My students are quick to call a job “exploitative,” and I wrote the following to frame my thoughts on those jobs and to push them to be more careful about calling too many jobs exploitative.
Workers are exploited when…
- They cannot chose where they work.
- They are screwed because agreed terms are not delivered (wages, housing, hours, etc.)
- Their working conditions are worse than agreed.
Workers are NOT exploited when…
- They work many hours, with bad conditions, for poor wages.
- They can quit and go work elsewhere
- They cannot pay for a decent standard of living.
I make these distinctions because there’s a difference between exploitation and being poor. There are MANY poor people in the world, which is why many of them are “economic refugees” to richer countries. But shit luck (those of us in the “lucky sperm club” were born with the right papers) is not the same as getting exploited. I’ve traveled in many countries, and I appreciate our common humanity, but I am also aware of the really big differences between rich and poor countries.
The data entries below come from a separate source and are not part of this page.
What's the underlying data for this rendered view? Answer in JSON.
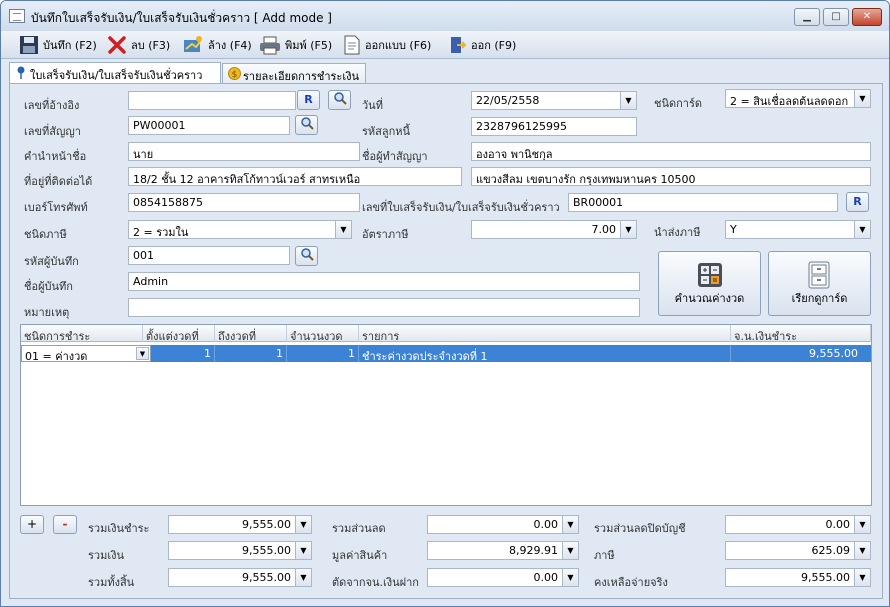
{
  "window": {
    "title": "บันทึกใบเสร็จรับเงิน/ใบเสร็จรับเงินชั่วคราว [ Add mode ]",
    "min": "▁",
    "max": "□",
    "close": "✕"
  },
  "toolbar": {
    "save": "บันทึก (F2)",
    "delete": "ลบ (F3)",
    "clear": "ล้าง (F4)",
    "print": "พิมพ์ (F5)",
    "design": "ออกแบบ (F6)",
    "exit": "ออก (F9)"
  },
  "tabs": [
    {
      "label": "ใบเสร็จรับเงิน/ใบเสร็จรับเงินชั่วคราว"
    },
    {
      "label": "รายละเอียดการชำระเงิน"
    }
  ],
  "form": {
    "ref_label": "เลขที่อ้างอิง",
    "ref_value": "",
    "r_button": "R",
    "date_label": "วันที่",
    "date_value": "22/05/2558",
    "card_type_label": "ชนิดการ์ด",
    "card_type_value": "2 = สินเชื่อลดต้นลดดอก",
    "contract_label": "เลขที่สัญญา",
    "contract_value": "PW00001",
    "debtor_code_label": "รหัสลูกหนี้",
    "debtor_code_value": "2328796125995",
    "prefix_label": "คำนำหน้าชื่อ",
    "prefix_value": "นาย",
    "contractor_label": "ชื่อผู้ทำสัญญา",
    "contractor_value": "องอาจ พานิชกุล",
    "address_label": "ที่อยู่ที่ติดต่อได้",
    "address1": "18/2  ชั้น 12  อาคารทิสโก้ทาวน์เวอร์ สาทรเหนือ",
    "address2": "แขวงสีลม เขตบางรัก กรุงเทพมหานคร 10500",
    "phone_label": "เบอร์โทรศัพท์",
    "phone_value": "0854158875",
    "receipt_no_label": "เลขที่ใบเสร็จรับเงิน/ใบเสร็จรับเงินชั่วคราว",
    "receipt_no_value": "BR00001",
    "tax_type_label": "ชนิดภาษี",
    "tax_type_value": "2 = รวมใน",
    "tax_rate_label": "อัตราภาษี",
    "tax_rate_value": "7.00",
    "submit_tax_label": "นำส่งภาษี",
    "submit_tax_value": "Y",
    "recorder_code_label": "รหัสผู้บันทึก",
    "recorder_code_value": "001",
    "recorder_name_label": "ชื่อผู้บันทึก",
    "recorder_name_value": "Admin",
    "note_label": "หมายเหตุ",
    "note_value": ""
  },
  "big_buttons": {
    "calc": "คำนวณค่างวด",
    "call_card": "เรียกดูการ์ด"
  },
  "grid": {
    "headers": [
      "ชนิดการชำระ",
      "ตั้งแต่งวดที่",
      "ถึงงวดที่",
      "จำนวนงวด",
      "รายการ",
      "จ.น.เงินชำระ"
    ],
    "rows": [
      {
        "type": "01 = ค่างวด",
        "from": "1",
        "to": "1",
        "count": "1",
        "desc": "ชำระค่างวดประจำงวดที่  1",
        "amount": "9,555.00"
      }
    ]
  },
  "totals": {
    "plus": "+",
    "minus": "-",
    "total_pay_label": "รวมเงินชำระ",
    "total_pay": "9,555.00",
    "total_discount_label": "รวมส่วนลด",
    "total_discount": "0.00",
    "total_close_discount_label": "รวมส่วนลดปิดบัญชี",
    "total_close_discount": "0.00",
    "total_money_label": "รวมเงิน",
    "total_money": "9,555.00",
    "goods_value_label": "มูลค่าสินค้า",
    "goods_value": "8,929.91",
    "tax_label": "ภาษี",
    "tax": "625.09",
    "grand_total_label": "รวมทั้งสิ้น",
    "grand_total": "9,555.00",
    "deposit_label": "ตัดจากจน.เงินฝาก",
    "deposit": "0.00",
    "remain_label": "คงเหลือจ่ายจริง",
    "remain": "9,555.00"
  },
  "colors": {
    "accent": "#3c83d6",
    "window_bg": "#dfe8f3"
  }
}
That’s why I left the US (as an economic — but also social — migrant) to live in the Netherlands.
Your thoughts?
Have you elaborated on the last line in this post (about reasons for emigrating)? If not, would you? Thank you
Hi Paul… I can’t seem to find a summary of the reasons, but this post touches on some big ones (the commons!): https://kysq.org/aguanomics/2018/02/thoughts-while-visiting-the-us/
I agree! Sweatshops have a similar connotation, but it isn’t clearly bad. I show this video
https://youtu.be/W1mvcFuiTts?si=lXePAN4U1d9z7FS6
and its intention is to show the exploitation of child labor, but rather shows that public shaming of these companies probably hurts the workers as it cancels contracts and takes away the only options they had.